3. Quickly build relationships with retailers. Share your story with retailers as fast as you can. From a retail standpoint, you need to consider the big picture. Many companies would prefer to sell units at a higher margin instead of going straight to big-box stores. But if you have a hit, I would rethink that strategy. Some retailers take a lot of time to get you in their system, which is another reason why you should approach them early. On social media and in all of your public relations campaigns, make it clear that their success is your success. If you support them, they’ll support you.

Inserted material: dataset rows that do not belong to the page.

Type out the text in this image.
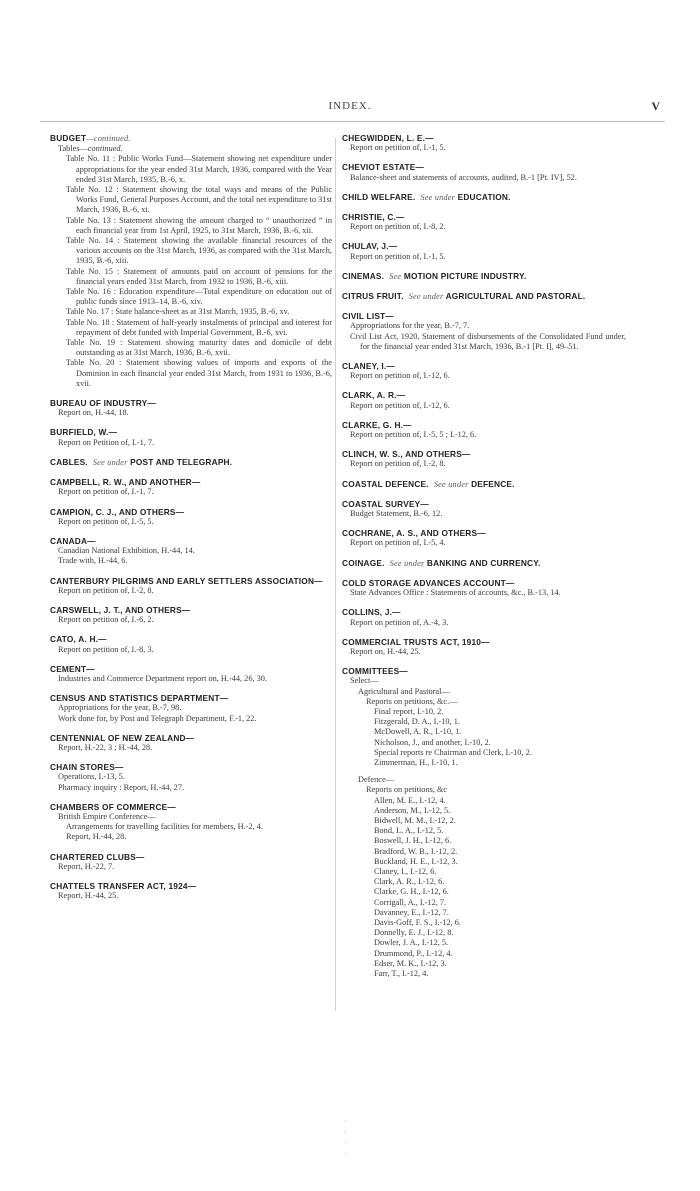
INDEX.	V
BUDGET—continued.
Tables—continued.
Table No. 11 : Public Works Fund—Statement showing net expenditure under appropriations for the year ended 31st March, 1936, compared with the Year ended 31st March, 1935, B.-6, x.
Table No. 12 : Statement showing the total ways and means of the Public Works Fund, General Purposes Account, and the total net expenditure to 31st March, 1936, B.-6, xi.
Table No. 13 : Statement showing the amount charged to “ unauthorized ” in each financial year from 1st April, 1925, to 31st March, 1936, B.-6, xii.
Table No. 14 : Statement showing the available financial resources of the various accounts on the 31st March, 1936, as compared with the 31st March, 1935, B.-6, xiii.
Table No. 15 : Statement of amounts paid on account of pensions for the financial years ended 31st March, from 1932 to 1936, B.-6, xiii.
Table No. 16 : Education expenditure—Total expenditure on education out of public funds since 1913–14, B.-6, xiv.
Table No. 17 : State balance-sheet as at 31st March, 1935, B.-6, xv.
Table No. 18 : Statement of half-yearly instalments of principal and interest for repayment of debt funded with Imperial Government, B.-6, xvi.
Table No. 19 : Statement showing maturity dates and domicile of debt outstanding as at 31st March, 1936, B.-6, xvii.
Table No. 20 : Statement showing values of imports and exports of the Dominion in each financial year ended 31st March, from 1931 to 1936, B.-6, xvii.
BUREAU OF INDUSTRY—
Report on, H.-44, 18.
BURFIELD, W.—
Report on Petition of, I.-1, 7.
CABLES. See under POST AND TELEGRAPH.
CAMPBELL, R. W., AND ANOTHER—
Report on petition of, I.-1, 7.
CAMPION, C. J., AND OTHERS—
Report on petition of, I.-5, 5.
CANADA—
Canadian National Exhibition, H.-44, 14.
Trade with, H.-44, 6.
CANTERBURY PILGRIMS AND EARLY SETTLERS ASSOCIATION—
Report on petition of, I.-2, 8.
CARSWELL, J. T., AND OTHERS—
Report on petition of, I.-6, 2.
CATO, A. H.—
Report on petition of, I.-8, 3.
CEMENT—
Industries and Commerce Department report on, H.-44, 26, 30.
CENSUS AND STATISTICS DEPARTMENT—
Appropriations for the year, B.-7, 98.
Work done for, by Post and Telegraph Department, F.-1, 22.
CENTENNIAL OF NEW ZEALAND—
Report, H.-22, 3 ; H.-44, 28.
CHAIN STORES—
Operations, I.-13, 5.
Pharmacy inquiry : Report, H.-44, 27.
CHAMBERS OF COMMERCE—
British Empire Conference—
Arrangements for travelling facilities for members, H.-2, 4.
Report, H.-44, 28.
CHARTERED CLUBS—
Report, H.-22, 7.
CHATTELS TRANSFER ACT, 1924—
Report, H.-44, 25.
CHEGWIDDEN, L. E.—
Report on petition of, I.-1, 5.
CHEVIOT ESTATE—
Balance-sheet and statements of accounts, audited, B.-1 [Pt. IV], 52.
CHILD WELFARE. See under EDUCATION.
CHRISTIE, C.—
Report on petition of, I.-8, 2.
CHULAV, J.—
Report on petition of, I.-1, 5.
CINEMAS. See MOTION PICTURE INDUSTRY.
CITRUS FRUIT. See under AGRICULTURAL AND PASTORAL.
CIVIL LIST—
Appropriations for the year, B.-7, 7.
Civil List Act, 1920, Statement of disbursements of the Consolidated Fund under, for the financial year ended 31st March, 1936, B.-1 [Pt. I], 49–51.
CLANEY, I.—
Report on petition of, I.-12, 6.
CLARK, A. R.—
Report on petition of, I.-12, 6.
CLARKE, G. H.—
Report on petition of, I.-5, 5 ; I.-12, 6.
CLINCH, W. S., AND OTHERS—
Report on petition of, I.-2, 8.
COASTAL DEFENCE. See under DEFENCE.
COASTAL SURVEY—
Budget Statement, B.-6, 12.
COCHRANE, A. S., AND OTHERS—
Report on petition of, I.-5, 4.
COINAGE. See under BANKING AND CURRENCY.
COLD STORAGE ADVANCES ACCOUNT—
State Advances Office : Statements of accounts, &c., B.-13, 14.
COLLINS, J.—
Report on petition of, A.-4, 3.
COMMERCIAL TRUSTS ACT, 1910—
Report on, H.-44, 25.
COMMITTEES—
Select—
Agricultural and Pastoral—
Reports on petitions, &c.—
Final report, I.-10, 2.
Fitzgerald, D. A., I.-10, 1.
McDowell, A. R., I.-10, 1.
Nicholson, J., and another, I.-10, 2.
Special reports re Chairman and Clerk, I.-10, 2.
Zimmerman, H., I.-10, 1.
Defence—
Reports on petitions, &c
Allen, M. E., I.-12, 4.
Anderson, M., I.-12, 5.
Bidwell, M. M., I.-12, 2.
Bond, L. A., I.-12, 5.
Boswell, J. H., I.-12, 6.
Bradford, W. B., I.-12, 2.
Buckland, H. E., I.-12, 3.
Claney, I., I.-12, 6.
Clark, A. R., I.-12, 6.
Clarke, G. H., I.-12, 6.
Corrigall, A., I.-12, 7.
Davanney, E., I.-12, 7.
Davis-Goff, F. S., I.-12, 6.
Donnelly, E. J., I.-12, 8.
Dowler, J. A., I.-12, 5.
Drummond, P., I.-12, 4.
Edser, M. K., I.-12, 3.
Farr, T., I.-12, 4.
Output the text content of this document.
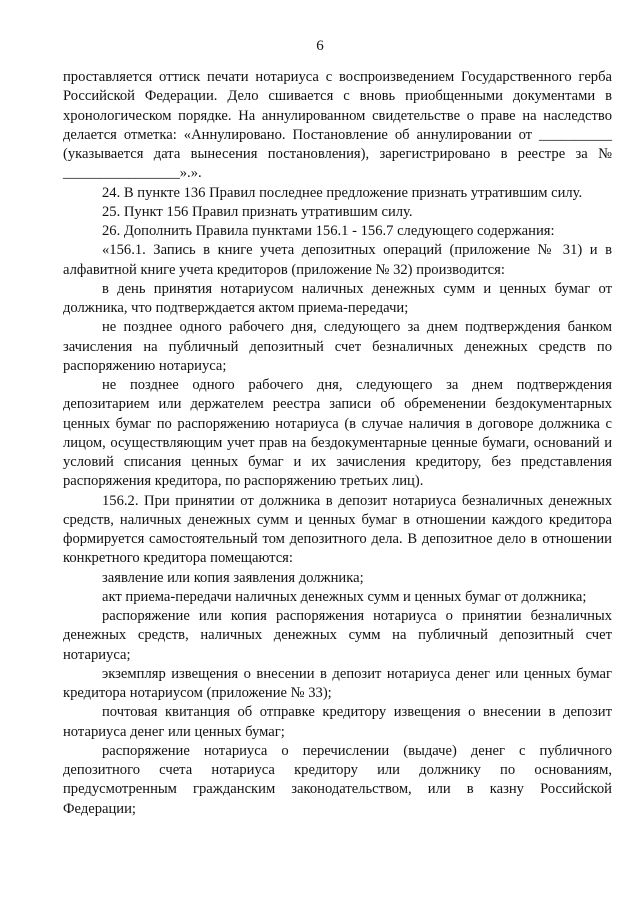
6

проставляется оттиск печати нотариуса с воспроизведением Государственного герба Российской Федерации. Дело сшивается с вновь приобщенными документами в хронологическом порядке. На аннулированном свидетельстве о праве на наследство делается отметка: «Аннулировано. Постановление об аннулировании от __________ (указывается дата вынесения постановления), зарегистрировано в реестре за № ________________».».

24. В пункте 136 Правил последнее предложение признать утратившим силу.

25. Пункт 156 Правил признать утратившим силу.

26. Дополнить Правила пунктами 156.1 - 156.7 следующего содержания:

«156.1. Запись в книге учета депозитных операций (приложение № 31) и в алфавитной книге учета кредиторов (приложение № 32) производится:

в день принятия нотариусом наличных денежных сумм и ценных бумаг от должника, что подтверждается актом приема-передачи;

не позднее одного рабочего дня, следующего за днем подтверждения банком зачисления на публичный депозитный счет безналичных денежных средств по распоряжению нотариуса;

не позднее одного рабочего дня, следующего за днем подтверждения депозитарием или держателем реестра записи об обременении бездокументарных ценных бумаг по распоряжению нотариуса (в случае наличия в договоре должника с лицом, осуществляющим учет прав на бездокументарные ценные бумаги, оснований и условий списания ценных бумаг и их зачисления кредитору, без представления распоряжения кредитора, по распоряжению третьих лиц).

156.2. При принятии от должника в депозит нотариуса безналичных денежных средств, наличных денежных сумм и ценных бумаг в отношении каждого кредитора формируется самостоятельный том депозитного дела. В депозитное дело в отношении конкретного кредитора помещаются:

заявление или копия заявления должника;

акт приема-передачи наличных денежных сумм и ценных бумаг от должника;

распоряжение или копия распоряжения нотариуса о принятии безналичных денежных средств, наличных денежных сумм на публичный депозитный счет нотариуса;

экземпляр извещения о внесении в депозит нотариуса денег или ценных бумаг кредитора нотариусом (приложение № 33);

почтовая квитанция об отправке кредитору извещения о внесении в депозит нотариуса денег или ценных бумаг;

распоряжение нотариуса о перечислении (выдаче) денег с публичного депозитного счета нотариуса кредитору или должнику по основаниям, предусмотренным гражданским законодательством, или в казну Российской Федерации;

4. Keep innovating. Make improvements. Attempt to drive the price down by concentrating on manufacturing processes. If you have a great product at an affordable price, it will be easy to attract new customers. Focus on designing your product to the best of your ability. Copycats will be inferior and receive poor reviews.
5. Cultivate raging fans. As contributor Pia Silva wrote in her article “Dealing With Thieves, Copycats, and Otherwise Terrible People,” if you’ve taken the time to create a truly unique brand, you don’t need lawyers or cease and desist letters. Having outstanding customer service is hands-down one of the best ways of protecting your ownership. It’s simple really: If you love your customer, they will love you back. Copycats don’t care.
6. License to or otherwise partner with a market leader. You can take your primary competition out of the equation this way. I used CCL Label to bring my packaging innovation to market. When I started a guitar pick business, I hired Dunlop to contract manufacture picks for me. Both were market leaders, but because we were partners, they declined to become my competition.
7. Be able to ship product the day you launch your crowdfunding campaign. In the past, I’ve written about how crowdfunding can help you test the market and refine your offering. But if you think you have a hit on your hands, you need to use your campaign as a marketing tool, not to fulfill your first order. Your best-case scenario (raising a lot of money) could actually become your worst nightmare if you aren’t prepared to capitalize on the interest you generate immediately.
Do the benefits of disclosure outweigh the risks? Yes, I’d argue. That’s what Indiegogo cofounder Slava Rubin told me when I asked him about the public nature of crowdfunding. Understand what the risks are and prepare accordingly.
You can fight for your rights in court and spend a lot of time and money and even win, but at the end of the day it might not be worth it… or even very effective.
So my advice is to be realistic and look at it from a business perspective. How important is your sanity? What about your time and wellbeing? How much are you really losing out on, money-wise? Speaking from experience, litigation weighs on you emotionally as well as financially.
What if you were to invest all of that money, time, and emotion into building a better product, systems, community, and brand instead? Your resources are limited. You could choose to direct them towards positive action.
The reality is there will always be variations. That’s the nature of innovation. It’s rarely black or white, and it’s far from fair.